Residents sympathized with Cunningham and his failed attempt at infamy.

“Yeah, Randy’s a bit of a kook,” explained neighbor and “bocce buddy” Lamar Wilson. “He’s got that classic Southern etiquette, though — he won’t barge in if he ain’t invited. The Johnsons pretended they weren’t home, and the Petermeyers just told him to come back another time. The Bachman’s let him in, but asked him to take off his shoes… and I guess he just didn’t feel like unlacing his combat boots.”

 

While gun violence in the U.S. has declined due to social distancing and restrictions on gatherings, gun sales themselves have been soaring.

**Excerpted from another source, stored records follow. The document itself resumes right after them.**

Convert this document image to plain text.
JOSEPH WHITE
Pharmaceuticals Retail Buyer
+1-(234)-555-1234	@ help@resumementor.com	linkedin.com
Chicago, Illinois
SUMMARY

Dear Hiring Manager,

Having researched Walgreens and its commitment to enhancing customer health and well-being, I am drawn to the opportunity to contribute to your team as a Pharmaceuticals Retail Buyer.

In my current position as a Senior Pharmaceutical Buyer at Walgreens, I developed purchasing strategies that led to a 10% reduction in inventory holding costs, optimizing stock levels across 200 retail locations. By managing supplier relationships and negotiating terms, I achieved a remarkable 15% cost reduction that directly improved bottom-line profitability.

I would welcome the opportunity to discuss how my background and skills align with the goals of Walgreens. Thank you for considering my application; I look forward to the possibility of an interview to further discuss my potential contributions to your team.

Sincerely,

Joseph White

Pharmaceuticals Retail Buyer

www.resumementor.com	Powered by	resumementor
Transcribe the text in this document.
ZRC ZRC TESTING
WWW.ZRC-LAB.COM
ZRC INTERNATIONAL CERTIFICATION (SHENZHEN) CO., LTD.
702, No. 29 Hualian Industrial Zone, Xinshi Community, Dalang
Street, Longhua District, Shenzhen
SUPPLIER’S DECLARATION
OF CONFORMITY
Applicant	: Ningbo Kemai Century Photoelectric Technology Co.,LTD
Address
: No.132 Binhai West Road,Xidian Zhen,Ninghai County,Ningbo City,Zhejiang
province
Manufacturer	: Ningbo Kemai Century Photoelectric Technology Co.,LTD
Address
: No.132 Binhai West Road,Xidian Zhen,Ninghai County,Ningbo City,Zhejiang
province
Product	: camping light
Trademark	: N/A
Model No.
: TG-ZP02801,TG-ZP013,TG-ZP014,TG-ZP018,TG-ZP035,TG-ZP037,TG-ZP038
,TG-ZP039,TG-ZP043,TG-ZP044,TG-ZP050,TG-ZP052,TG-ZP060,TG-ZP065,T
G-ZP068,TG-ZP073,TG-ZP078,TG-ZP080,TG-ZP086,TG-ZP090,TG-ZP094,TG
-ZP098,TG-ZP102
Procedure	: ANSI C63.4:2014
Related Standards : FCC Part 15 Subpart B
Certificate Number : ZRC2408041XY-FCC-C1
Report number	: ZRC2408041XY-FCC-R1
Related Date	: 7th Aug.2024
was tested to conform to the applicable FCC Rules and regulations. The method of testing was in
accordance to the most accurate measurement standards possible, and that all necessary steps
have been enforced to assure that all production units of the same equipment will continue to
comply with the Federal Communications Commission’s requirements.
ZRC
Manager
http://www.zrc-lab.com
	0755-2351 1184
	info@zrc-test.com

“Business is booming, baby,” exclaimed NRA spokesperson Dana Loesch. “Just drive by any gun store: the lines are around the fucking block. We’ve always relied on fear to sell this shit, but who knew Mother Nature would do our work for us? I haven’t had to mention Muslims once this month!”

“If there ends up being a food shortage, I’m going to buy a solid gold yacht with all the cash I’ll be stacking,” she later added. “The U.S. is the greatest country in the goddamn world.”

At press time, Cunningham was feeling much more relaxed after playing the latest version of “Doom” alone in his homemade bunker.